Teen births are at the lowest ever reported in the USA and both the number of births and birth rate dropped 10% in just one year, according to fresh federal data released today. The number of births to teens ages 15-19 in 2013 was 274,641, which the National Center for Health Statistics says is the lowest since it started tracking such data from all states in 1933. That number is far fewer than in 1970, which was the all-time peak year with 644,708 teen births.

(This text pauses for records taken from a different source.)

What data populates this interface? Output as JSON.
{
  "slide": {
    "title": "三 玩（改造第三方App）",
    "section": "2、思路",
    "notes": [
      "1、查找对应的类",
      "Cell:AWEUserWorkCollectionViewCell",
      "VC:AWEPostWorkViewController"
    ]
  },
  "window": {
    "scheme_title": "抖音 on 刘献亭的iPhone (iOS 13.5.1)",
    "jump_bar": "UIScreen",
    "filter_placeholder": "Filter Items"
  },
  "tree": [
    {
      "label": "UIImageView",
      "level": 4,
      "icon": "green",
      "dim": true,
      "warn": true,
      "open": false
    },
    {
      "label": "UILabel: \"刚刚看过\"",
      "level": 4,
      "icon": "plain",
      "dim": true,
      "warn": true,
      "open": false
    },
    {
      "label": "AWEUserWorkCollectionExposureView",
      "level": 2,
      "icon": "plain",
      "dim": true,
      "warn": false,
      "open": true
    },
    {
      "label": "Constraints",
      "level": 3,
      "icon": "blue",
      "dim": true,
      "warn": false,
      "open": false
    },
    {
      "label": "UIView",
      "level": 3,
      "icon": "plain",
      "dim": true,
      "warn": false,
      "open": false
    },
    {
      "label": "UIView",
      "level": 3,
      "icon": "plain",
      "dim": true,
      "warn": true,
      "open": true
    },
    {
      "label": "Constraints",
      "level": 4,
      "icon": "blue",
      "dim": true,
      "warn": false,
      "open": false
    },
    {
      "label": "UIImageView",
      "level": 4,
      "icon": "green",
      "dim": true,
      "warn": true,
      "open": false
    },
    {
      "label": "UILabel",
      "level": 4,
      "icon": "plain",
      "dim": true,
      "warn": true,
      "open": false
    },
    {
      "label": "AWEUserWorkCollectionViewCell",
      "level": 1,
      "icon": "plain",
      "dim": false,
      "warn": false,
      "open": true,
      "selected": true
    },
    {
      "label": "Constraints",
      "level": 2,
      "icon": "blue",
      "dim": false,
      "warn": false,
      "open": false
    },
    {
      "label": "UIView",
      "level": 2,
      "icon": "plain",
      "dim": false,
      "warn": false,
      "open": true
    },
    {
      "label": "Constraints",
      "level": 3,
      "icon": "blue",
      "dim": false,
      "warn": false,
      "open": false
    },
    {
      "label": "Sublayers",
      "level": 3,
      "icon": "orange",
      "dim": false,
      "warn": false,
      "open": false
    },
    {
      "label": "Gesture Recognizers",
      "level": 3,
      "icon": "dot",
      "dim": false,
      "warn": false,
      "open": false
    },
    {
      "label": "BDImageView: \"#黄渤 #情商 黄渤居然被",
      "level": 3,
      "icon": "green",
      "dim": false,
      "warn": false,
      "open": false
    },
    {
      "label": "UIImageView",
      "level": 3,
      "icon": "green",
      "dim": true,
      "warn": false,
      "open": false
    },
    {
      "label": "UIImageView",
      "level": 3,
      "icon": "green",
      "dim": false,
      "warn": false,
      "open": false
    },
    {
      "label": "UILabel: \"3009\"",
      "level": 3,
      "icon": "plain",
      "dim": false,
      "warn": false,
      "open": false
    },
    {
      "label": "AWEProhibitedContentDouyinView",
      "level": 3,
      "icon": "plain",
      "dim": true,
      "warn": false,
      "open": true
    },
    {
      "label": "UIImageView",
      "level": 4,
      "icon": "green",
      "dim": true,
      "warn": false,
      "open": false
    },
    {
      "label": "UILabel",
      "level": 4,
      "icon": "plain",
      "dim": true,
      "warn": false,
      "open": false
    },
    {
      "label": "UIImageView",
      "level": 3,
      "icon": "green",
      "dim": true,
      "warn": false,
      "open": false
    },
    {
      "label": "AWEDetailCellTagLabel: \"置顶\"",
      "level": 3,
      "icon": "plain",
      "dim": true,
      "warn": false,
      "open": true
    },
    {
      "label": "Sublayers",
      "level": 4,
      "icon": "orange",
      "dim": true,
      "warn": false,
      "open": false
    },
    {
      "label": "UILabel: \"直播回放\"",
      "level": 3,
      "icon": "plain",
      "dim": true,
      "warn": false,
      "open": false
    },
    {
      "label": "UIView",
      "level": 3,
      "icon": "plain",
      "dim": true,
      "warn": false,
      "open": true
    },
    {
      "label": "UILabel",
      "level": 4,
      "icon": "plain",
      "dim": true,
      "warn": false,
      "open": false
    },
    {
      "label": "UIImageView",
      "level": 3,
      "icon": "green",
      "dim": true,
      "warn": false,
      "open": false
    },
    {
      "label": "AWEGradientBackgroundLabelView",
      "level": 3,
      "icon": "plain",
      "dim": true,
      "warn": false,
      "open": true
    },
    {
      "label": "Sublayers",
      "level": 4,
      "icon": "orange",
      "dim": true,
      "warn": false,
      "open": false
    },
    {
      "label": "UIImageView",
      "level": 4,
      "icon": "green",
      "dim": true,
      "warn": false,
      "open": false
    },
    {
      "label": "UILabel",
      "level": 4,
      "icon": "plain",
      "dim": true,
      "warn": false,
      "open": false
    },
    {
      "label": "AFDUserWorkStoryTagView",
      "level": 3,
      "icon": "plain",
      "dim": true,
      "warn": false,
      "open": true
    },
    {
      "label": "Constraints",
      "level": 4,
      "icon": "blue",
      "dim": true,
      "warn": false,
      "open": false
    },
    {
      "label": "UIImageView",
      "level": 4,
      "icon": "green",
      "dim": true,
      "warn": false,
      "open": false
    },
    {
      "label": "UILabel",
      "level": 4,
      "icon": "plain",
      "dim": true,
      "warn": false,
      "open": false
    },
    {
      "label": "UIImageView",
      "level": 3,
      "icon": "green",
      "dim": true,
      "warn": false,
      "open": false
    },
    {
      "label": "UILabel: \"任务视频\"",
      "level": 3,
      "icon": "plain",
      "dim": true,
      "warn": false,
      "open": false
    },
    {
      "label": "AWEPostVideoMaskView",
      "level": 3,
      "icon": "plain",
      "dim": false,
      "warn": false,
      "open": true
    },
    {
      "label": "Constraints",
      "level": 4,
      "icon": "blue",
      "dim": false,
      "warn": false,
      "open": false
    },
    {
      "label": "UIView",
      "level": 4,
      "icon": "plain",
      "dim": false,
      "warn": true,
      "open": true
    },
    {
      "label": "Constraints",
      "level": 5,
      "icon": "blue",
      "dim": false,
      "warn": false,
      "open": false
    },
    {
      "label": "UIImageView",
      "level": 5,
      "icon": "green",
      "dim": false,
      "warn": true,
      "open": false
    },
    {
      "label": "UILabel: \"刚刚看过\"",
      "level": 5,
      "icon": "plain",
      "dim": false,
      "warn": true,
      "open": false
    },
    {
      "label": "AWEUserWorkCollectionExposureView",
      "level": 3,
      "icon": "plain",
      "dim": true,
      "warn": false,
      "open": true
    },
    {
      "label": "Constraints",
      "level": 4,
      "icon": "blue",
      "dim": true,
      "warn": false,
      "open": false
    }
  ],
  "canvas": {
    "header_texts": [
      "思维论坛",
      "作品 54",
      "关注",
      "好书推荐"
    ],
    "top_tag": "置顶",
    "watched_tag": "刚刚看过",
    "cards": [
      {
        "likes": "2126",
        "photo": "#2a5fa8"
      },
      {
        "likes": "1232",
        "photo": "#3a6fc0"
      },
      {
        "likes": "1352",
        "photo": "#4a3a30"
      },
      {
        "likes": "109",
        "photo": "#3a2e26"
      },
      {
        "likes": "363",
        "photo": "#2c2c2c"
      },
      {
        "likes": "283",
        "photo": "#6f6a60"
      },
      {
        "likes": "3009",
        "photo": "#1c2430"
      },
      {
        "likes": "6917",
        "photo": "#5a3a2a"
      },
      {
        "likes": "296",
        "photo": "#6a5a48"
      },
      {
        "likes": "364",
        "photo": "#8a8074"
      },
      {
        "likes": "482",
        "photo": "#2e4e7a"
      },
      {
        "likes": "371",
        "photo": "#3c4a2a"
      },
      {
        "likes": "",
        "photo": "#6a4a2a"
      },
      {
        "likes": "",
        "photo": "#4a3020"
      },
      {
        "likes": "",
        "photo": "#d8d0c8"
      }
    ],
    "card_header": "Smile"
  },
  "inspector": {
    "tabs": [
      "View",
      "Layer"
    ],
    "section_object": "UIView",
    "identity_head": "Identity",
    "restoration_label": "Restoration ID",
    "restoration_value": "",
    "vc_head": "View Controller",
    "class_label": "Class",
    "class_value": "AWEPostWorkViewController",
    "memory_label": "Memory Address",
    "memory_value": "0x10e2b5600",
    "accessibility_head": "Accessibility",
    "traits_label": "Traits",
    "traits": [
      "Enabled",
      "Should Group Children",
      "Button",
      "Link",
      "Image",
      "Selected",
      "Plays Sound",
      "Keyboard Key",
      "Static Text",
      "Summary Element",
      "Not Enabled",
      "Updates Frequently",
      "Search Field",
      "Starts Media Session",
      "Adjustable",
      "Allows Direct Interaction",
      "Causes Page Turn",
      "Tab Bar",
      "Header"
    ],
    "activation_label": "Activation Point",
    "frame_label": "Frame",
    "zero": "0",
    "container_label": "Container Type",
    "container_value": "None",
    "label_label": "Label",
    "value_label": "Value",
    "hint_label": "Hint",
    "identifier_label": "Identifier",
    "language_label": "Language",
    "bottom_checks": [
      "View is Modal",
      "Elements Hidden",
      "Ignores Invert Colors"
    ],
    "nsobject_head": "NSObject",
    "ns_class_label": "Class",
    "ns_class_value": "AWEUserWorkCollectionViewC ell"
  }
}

The 10% drop in the teen birth rate – to 26.6 births per 1,000 from 29.4 births per 1,000 in 2012—marked another historic low.

Credit goes to increased access to birth control (one of the things conservatives hate about the Affordable Care Act), Plan B (which is a form of birth control), safe and legal abortion (where available), and—yes—teenagers waiting a longer to become sexually active (credit for teens delaying "sexual debut" does not go to abstinence educators, as teens who've had abstinence-only sex ed are less likely to use birth control when they do become sexually active). But our teen pregnancy rate—even at this historic new low—is still pretty embarrassing when compared to the teen pregnancy rates in countries with better sex ed, better health care systems, and easier access to contraception and abortion:

Despite the drastic drops in U.S. teen birth rates, Haub notes that the new low of 26.6 is 5.5 times higher than in Western Europe, where rates are in single digits. The most recent United Nations data shows Switzerland at a low of 1.9 and Luxembourg at a high of 8.3, with most others in the area at 5 or 6 per 1,000 teens.